Geheime Operationen zur Versiegelung der Bedrohung
Zwischen 1989 und 2007 gingen sowjetische und russische Expeditionen mit dem Unterwasser Mir geht's gut. den Spekulanten inspizieren. 1994, nachdem festgestellt wurde, dass Kernwaffen mit Wasser in Berührung kommen könnten, versiegelten die Techniker die Träger mit Titanstopfen und verstärkten gefährdeten Bereichen mit Platten aus demselben Material. Diese Manöver reduzierten das Risiko der Plutonium-Freisetzung und hielten die Integrität des Rüstungsraums.
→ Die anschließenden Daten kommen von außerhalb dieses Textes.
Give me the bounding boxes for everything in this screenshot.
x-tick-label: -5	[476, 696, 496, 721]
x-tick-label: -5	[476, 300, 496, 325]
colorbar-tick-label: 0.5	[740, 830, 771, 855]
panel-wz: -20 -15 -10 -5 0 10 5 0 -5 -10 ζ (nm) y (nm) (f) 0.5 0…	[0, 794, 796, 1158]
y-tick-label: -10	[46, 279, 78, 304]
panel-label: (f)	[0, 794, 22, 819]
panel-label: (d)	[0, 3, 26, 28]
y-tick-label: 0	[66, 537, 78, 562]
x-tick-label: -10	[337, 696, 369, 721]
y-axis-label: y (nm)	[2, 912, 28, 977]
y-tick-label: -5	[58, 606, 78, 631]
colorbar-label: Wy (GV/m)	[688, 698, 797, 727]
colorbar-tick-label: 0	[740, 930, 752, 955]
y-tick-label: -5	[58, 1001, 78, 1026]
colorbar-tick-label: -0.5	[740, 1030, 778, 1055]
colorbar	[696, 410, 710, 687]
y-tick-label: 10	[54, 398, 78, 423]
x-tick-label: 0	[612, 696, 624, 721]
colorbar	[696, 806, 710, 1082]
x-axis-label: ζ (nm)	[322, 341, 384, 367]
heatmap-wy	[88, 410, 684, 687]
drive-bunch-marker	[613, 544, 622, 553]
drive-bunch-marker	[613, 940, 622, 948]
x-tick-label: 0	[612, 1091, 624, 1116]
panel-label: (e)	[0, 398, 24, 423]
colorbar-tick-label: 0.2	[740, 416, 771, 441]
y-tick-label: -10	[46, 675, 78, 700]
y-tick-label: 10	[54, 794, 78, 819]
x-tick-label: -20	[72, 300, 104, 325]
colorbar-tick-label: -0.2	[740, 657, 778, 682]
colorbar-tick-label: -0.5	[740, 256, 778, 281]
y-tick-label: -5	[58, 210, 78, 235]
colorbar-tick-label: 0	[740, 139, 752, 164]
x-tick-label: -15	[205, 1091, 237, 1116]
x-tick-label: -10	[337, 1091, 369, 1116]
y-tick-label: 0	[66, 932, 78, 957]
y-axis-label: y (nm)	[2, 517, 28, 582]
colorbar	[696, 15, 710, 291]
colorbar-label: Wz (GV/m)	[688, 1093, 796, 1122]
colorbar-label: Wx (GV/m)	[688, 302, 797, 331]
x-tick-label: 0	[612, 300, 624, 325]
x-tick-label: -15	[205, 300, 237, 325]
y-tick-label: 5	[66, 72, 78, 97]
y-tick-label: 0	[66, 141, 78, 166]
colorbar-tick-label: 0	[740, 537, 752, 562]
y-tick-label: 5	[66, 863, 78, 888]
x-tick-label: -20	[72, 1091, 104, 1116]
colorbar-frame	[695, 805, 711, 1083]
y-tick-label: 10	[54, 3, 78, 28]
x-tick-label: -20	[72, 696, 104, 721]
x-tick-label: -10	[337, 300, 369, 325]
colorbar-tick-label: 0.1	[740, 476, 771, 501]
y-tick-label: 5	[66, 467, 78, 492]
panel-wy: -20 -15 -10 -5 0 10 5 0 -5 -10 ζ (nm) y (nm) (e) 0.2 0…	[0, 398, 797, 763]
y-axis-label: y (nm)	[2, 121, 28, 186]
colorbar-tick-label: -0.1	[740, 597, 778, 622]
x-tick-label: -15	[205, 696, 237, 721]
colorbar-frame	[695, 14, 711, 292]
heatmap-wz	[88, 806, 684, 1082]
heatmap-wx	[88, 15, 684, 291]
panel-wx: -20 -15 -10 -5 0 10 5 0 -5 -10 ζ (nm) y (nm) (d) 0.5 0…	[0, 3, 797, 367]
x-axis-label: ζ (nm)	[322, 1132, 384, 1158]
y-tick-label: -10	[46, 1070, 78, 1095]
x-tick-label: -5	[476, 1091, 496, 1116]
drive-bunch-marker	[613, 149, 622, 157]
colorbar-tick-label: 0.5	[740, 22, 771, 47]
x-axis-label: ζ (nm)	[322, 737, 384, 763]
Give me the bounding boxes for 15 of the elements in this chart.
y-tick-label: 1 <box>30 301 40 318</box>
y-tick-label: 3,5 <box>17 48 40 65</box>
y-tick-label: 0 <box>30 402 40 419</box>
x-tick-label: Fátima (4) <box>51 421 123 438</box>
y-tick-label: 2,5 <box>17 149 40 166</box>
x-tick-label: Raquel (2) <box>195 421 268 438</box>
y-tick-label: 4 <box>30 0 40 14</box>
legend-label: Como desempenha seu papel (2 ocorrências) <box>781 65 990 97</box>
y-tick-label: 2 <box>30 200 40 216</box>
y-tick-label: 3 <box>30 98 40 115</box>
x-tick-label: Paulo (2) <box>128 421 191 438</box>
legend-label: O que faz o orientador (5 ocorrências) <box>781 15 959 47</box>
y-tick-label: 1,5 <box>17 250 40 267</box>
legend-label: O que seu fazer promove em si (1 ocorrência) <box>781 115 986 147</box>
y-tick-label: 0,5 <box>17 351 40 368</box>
Das Leck, das unter dem Wasser bleibt
von Fahrzeuge im Jahr 2019 in der Ferne betrieben, entdeckten norwegische Wissenschaftler eine aktive Emissionen von Radionukliden aus einem Belüftungsrohr neben dem Reaktor. Die isotopen Anteile von Plutonium und Uran stimmen mit der Unterschrift des sowjetischen Kernbrennstoffes überein, wobei der Kern langsam korrodiert wird. Die Analyse von Wasser, Sedimenten und Fauna zeigt jedoch nicht signifikante Umweltauswirkungen dank der schnellen Verteilung des Materials auf See.